The Times Free Press article focused on Platt Boyd, an architect and entrepreneur who came to Chattanooga with his 3-D printing business. He moved his business there after competing in the 2014 GigTank. His 3-D printer large enough to create walls may one day change the way buildings are constructed.

"If you are searching for a place to open up a business and looking for a community to grow in, I think the very positive experience of our startups here and the rather unique network of support that Chattanooga offers (are) a really big advantage and draw for a lot of enterpreneurs," said Mike Bradshaw, executive director of The Company Lab, a nonprofit group that works to help startup ventures get off the ground. "Branch Technology, and many other similar companies, have found they can succeed in Chattanooga."

Apparently when measuring quality of life, some people consider factors outside of Internet connectivity: Outside Magazine applauds the Chattanooga sandstone climbing cliffs, its 120-mile mountain bike trail, and the Tennessee and Oconee Rivers where kayakers can find thrilling rapids.

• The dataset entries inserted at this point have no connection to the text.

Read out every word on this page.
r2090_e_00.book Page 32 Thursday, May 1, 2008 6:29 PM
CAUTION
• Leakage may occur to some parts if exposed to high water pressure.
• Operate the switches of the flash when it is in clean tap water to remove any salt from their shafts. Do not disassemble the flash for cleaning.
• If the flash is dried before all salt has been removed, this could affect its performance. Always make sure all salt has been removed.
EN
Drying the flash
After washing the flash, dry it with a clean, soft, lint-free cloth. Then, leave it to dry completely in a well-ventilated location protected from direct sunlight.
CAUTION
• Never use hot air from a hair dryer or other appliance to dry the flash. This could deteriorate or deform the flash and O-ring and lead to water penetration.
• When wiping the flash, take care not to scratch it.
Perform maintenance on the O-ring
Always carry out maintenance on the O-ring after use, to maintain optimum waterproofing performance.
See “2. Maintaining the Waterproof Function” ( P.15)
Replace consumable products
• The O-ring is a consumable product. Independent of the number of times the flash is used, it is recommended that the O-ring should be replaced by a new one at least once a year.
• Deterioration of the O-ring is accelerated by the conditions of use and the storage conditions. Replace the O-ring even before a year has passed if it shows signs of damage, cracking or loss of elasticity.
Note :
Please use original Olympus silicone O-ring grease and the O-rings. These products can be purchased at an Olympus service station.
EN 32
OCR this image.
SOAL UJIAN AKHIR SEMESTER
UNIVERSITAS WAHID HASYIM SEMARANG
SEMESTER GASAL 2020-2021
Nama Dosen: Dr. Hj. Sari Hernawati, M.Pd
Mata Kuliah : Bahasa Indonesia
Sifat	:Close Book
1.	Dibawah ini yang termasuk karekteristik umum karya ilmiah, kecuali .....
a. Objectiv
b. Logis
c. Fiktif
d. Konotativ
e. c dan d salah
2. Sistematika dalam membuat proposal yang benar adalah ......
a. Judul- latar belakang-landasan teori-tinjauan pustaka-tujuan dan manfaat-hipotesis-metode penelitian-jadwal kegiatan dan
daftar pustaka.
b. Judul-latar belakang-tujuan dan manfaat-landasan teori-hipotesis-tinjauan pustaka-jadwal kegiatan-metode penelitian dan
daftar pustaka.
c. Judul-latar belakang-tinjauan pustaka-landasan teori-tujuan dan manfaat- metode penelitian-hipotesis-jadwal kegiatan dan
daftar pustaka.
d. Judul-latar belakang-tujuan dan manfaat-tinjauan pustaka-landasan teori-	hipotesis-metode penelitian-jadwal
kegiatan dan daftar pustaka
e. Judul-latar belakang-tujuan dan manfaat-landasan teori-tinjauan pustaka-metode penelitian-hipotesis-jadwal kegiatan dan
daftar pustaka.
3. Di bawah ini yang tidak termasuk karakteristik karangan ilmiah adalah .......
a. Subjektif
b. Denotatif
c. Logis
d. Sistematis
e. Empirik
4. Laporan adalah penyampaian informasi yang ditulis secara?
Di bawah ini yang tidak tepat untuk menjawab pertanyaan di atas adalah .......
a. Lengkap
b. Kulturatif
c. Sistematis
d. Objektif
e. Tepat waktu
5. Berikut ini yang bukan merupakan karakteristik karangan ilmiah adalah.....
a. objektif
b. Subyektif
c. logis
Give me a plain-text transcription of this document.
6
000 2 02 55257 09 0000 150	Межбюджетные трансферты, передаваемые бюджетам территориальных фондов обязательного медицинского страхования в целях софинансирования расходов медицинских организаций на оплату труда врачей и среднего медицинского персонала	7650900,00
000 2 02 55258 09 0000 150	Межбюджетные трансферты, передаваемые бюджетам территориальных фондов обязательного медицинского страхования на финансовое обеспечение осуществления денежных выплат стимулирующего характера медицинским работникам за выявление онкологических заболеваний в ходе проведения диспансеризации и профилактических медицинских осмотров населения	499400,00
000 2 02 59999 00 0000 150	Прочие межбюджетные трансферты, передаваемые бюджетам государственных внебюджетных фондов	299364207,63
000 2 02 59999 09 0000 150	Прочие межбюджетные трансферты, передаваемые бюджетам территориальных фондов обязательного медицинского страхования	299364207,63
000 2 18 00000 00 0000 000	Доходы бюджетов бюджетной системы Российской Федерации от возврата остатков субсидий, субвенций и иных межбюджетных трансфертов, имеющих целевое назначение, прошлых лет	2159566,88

But outdoor adventure is not all Outside considered when handing out the award; the presence of the fiber network and its value to young entrepreneurs favored Chattanooga:

“The Gig showed that Chattanooga was committed to developing business,” says Joda Thongnopnua, communications director of Lamp Post, a venture fund that invests in local startups. 

It might be too early to start calling it Silicon Gorge, but people are relocating to Chattanooga because it has something that many other recreation meccas don’t: opportunity.